= Interactive patient care =

Approach in health care

Interactive patient care (IPC) refers to an approach in health care that places the emphasis on providing entertainment and educational resources to the patient bedside via the in-room TV. However, momentum is growing for IPC to include more patient-facing interfaces such as mobile, Smart TV, and social applications as well as the self-service patient portal. This evolution of IPC expands the engagement footprint beyond the bedside to include the entire continuum of a patient's care - primarily adding the home. These technologies can provide interactive services that are personalized to the patient's condition and provide healthcare workers with patient education, pain assessment and medication teaching. IPC solutions can also integrate with traditional EMR and hospital IT systems such as Cerner, McKesson, and GE Healthcare, for example, but are more directly patient-centric applications, whose delivery helps hospitals meet service and quality requirements. In light of meaningful use, it is also speculated that providing IPC through multiple technology modes will help US hospitals reach their 5% patient-utilization requirement expected in 2014.

== Clinical use ==

- Patient Education
- Medication Teaching
- Patient Safety & Quality
- Patient Satisfaction
- Telehealth
- Telemedicine

== Nonclinical use ==

- Discharge Planning
- Dietary Services
- Operational Efficiency
- Entertainment Amenities
- Marketing and Loyalty Programs
- Feedback and Service Recovery

== Benefits==

Interactive Patient Care improves the satisfaction and outcomes for both the patient and hospital.
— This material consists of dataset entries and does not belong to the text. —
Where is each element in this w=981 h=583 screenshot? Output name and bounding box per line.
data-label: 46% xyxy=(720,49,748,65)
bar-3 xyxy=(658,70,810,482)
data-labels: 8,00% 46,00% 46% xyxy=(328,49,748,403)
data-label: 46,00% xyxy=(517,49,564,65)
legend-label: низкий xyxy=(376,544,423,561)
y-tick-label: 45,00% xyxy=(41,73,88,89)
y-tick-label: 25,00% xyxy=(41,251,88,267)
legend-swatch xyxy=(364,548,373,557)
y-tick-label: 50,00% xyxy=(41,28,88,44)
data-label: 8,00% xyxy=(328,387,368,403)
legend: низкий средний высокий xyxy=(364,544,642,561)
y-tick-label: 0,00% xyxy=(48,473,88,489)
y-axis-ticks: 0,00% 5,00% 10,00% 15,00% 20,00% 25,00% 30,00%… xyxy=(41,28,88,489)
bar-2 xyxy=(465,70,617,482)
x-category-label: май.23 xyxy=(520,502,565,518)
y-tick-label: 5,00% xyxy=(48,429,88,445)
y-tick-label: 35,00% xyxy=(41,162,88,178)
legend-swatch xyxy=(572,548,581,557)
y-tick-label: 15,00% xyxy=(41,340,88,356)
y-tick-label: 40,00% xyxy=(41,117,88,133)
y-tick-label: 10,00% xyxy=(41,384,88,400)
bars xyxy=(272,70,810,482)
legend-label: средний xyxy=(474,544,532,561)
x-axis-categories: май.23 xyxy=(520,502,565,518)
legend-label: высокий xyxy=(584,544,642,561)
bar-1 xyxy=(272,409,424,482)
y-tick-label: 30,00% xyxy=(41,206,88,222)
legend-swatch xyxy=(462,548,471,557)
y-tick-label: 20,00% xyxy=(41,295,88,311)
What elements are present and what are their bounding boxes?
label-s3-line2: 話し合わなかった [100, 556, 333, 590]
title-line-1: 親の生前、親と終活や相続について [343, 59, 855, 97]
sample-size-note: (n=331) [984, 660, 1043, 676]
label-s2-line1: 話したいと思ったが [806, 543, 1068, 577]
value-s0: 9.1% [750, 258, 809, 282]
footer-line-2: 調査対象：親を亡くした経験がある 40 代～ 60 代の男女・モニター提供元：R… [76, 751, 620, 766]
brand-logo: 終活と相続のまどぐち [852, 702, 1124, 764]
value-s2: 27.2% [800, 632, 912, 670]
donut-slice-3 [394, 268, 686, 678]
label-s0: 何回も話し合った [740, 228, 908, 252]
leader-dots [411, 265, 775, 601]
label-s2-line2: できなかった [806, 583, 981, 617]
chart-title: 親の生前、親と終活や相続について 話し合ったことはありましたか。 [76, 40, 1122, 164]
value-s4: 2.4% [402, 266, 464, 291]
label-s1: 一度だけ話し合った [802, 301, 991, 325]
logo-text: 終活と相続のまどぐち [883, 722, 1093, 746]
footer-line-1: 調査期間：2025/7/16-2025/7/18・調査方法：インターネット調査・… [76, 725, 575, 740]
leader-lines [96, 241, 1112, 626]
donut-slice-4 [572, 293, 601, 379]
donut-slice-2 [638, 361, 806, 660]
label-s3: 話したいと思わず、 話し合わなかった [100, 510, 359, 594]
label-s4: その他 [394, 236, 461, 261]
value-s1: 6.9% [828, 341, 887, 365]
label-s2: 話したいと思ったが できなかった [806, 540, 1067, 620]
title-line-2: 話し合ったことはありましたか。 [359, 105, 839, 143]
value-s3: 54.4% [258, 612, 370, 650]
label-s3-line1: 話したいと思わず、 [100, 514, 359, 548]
Patients experience improved outcomes through better education and empowerment to effect the care experience. Hospitals and caregivers are able improve their delivery of more efficient and targeted care to their patients while improving their understanding of patient requirements, satisfaction across the complete continuum of care.

== The state of the market ==

Projections for the growth of the Interactive Patient Care market are optimistic, and much of this optimism is predicated upon the increasing demand from the growing elderly population as well as the newly insured population (created by the recent health care reform). Due to the growing population, patient care is increased also optimizing the medications.